All the sessions are timed and are expected to last approximately one to
one-and-a-half hours. Before the subject leaves, the assistant reviews
the answer sheet for completeness. Any incomplete answers are re-asked
and completed. Seven days after the administration, the same subjects are
given the Grant Inventory by the same interviewer. The procedure outlined
above is followed. The non-bereaved subjects are asked the same questions
which appear in the inventories, but about a living significant other.
Questions that refer to the time period since a death are rephrased to
"in the past month, how often have you...".
Responses will be analyzed to determine test-retest reliability of the
Grant Inventory and correlation between the responses on the Grant Inventory
and the Texas Inventory. Sums of the factor scores Avoidance, Identification,
Affective Compensation, and Anticipated Neediness and a total score will
be computed. The test-retest paradigm will be a one-way random effects
analysis of variance which will estimate the components of variance due
to subject and to error variance. An inter-class coefficient of reliability
will be calculated from these components of variance (Bartko, 1966) for
the four subscale scores and for the total score. Correlations between
the two inventories will be determined with the Pearson correlation coefficient.

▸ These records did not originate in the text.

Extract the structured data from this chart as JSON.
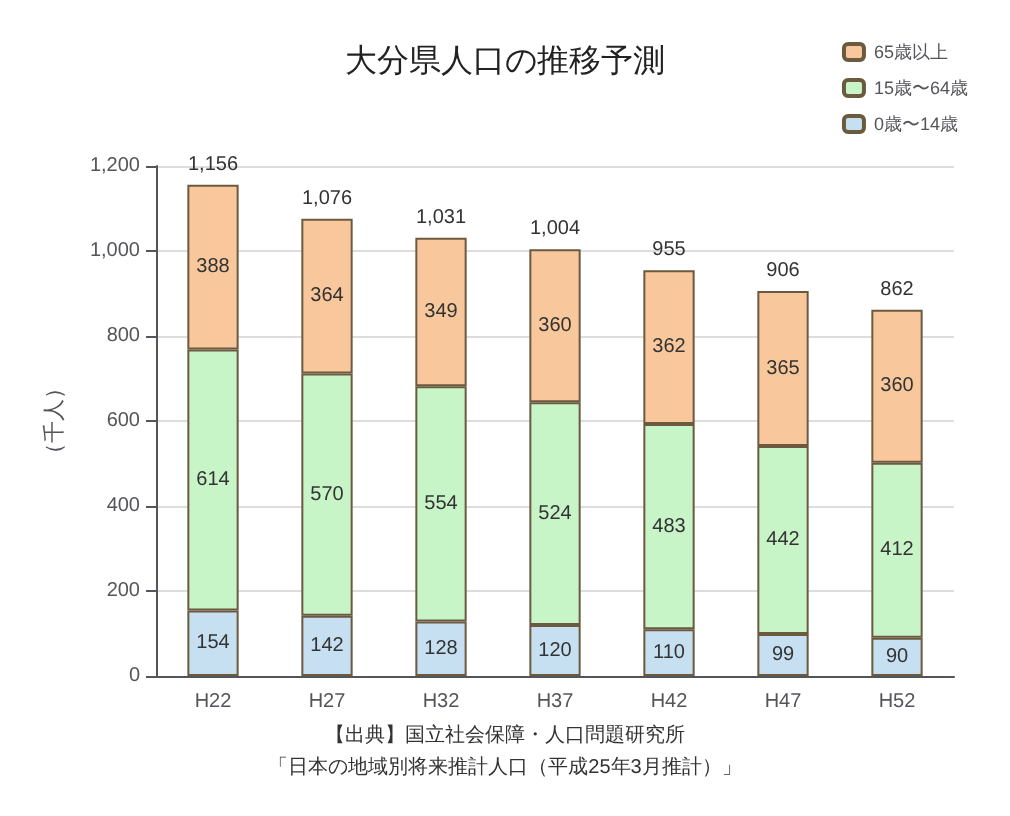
{
  "chart_data": {
    "type": "bar",
    "title": "大分県人口の推移予測",
    "ylabel": "（千人）",
    "categories": [
      "H22",
      "H27",
      "H32",
      "H37",
      "H42",
      "H47",
      "H52"
    ],
    "stacked": true,
    "series": [
      {
        "name": "0歳〜14歳",
        "color": "#c6e0f2",
        "values": [
          154,
          142,
          128,
          120,
          110,
          99,
          90
        ]
      },
      {
        "name": "15歳〜64歳",
        "color": "#c8f5c8",
        "values": [
          614,
          570,
          554,
          524,
          483,
          442,
          412
        ]
      },
      {
        "name": "65歳以上",
        "color": "#f8c89c",
        "values": [
          388,
          364,
          349,
          360,
          362,
          365,
          360
        ]
      }
    ],
    "totals": [
      "1,156",
      "1,076",
      "1,031",
      "1,004",
      "955",
      "906",
      "862"
    ],
    "data_labels": true,
    "ylim": [
      0,
      1200
    ],
    "yticks": [
      0,
      200,
      400,
      600,
      800,
      {
        "value": 1000,
        "label": "1,000"
      },
      {
        "value": 1200,
        "label": "1,200"
      }
    ],
    "grid": "y",
    "legend": "top right",
    "annotations": [
      "【出典】国立社会保障・人口問題研究所",
      "「日本の地域別将来推計人口（平成25年3月推計）」"
    ]
  }
}
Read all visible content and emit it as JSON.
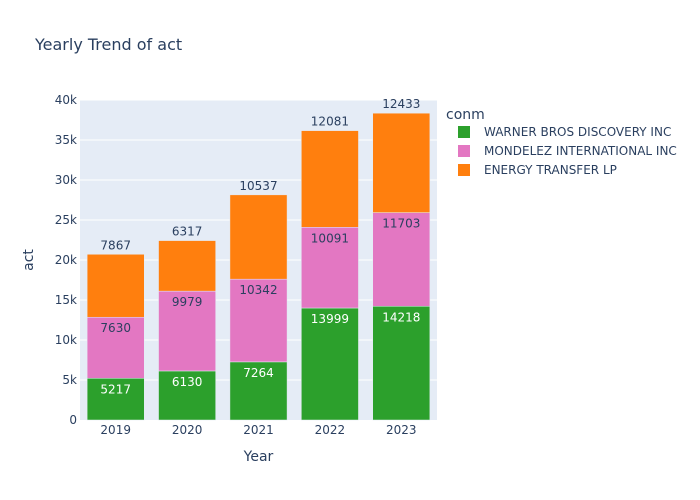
{
  "chart_data": {
    "type": "bar",
    "stacked": true,
    "title": "Yearly Trend of act",
    "xlabel": "Year",
    "ylabel": "act",
    "categories": [
      "2019",
      "2020",
      "2021",
      "2022",
      "2023"
    ],
    "ylim": [
      0,
      40000
    ],
    "yticks": [
      0,
      5000,
      10000,
      15000,
      20000,
      25000,
      30000,
      35000,
      40000
    ],
    "ytick_labels": [
      "0",
      "5k",
      "10k",
      "15k",
      "20k",
      "25k",
      "30k",
      "35k",
      "40k"
    ],
    "grid": true,
    "legend": {
      "title": "conm",
      "placement": "top-right"
    },
    "series": [
      {
        "name": "WARNER BROS DISCOVERY INC",
        "color": "#2ca02c",
        "values": [
          5217,
          6130,
          7264,
          13999,
          14218
        ]
      },
      {
        "name": "MONDELEZ INTERNATIONAL INC",
        "color": "#e377c2",
        "values": [
          7630,
          9979,
          10342,
          10091,
          11703
        ]
      },
      {
        "name": "ENERGY TRANSFER LP",
        "color": "#ff7f0e",
        "values": [
          7867,
          6317,
          10537,
          12081,
          12433
        ]
      }
    ]
  },
  "colors": {
    "plot_background": "#e5ecf6",
    "grid": "#ffffff",
    "text": "#2a3f5f"
  }
}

At this writing, data have been collected from ten non-bereaved subjects
and from five bereaved subjects. After data are collected from 5 more bereaved
subjects, the analysis will be performed to determine the reliability of
the measure. If it proves reliable, the three Co-Investigators who are
currently studying different aspects of bereavement in children and adolescents
(i.e., the grief of children who have lost significant others to homicide
- Freeman, suicide - Fisher, and AIDS - Abramovitz) will utilize it in
their respective studies of treatment outcome, identification of pathological
grief in childhood, and the description of grief recovery.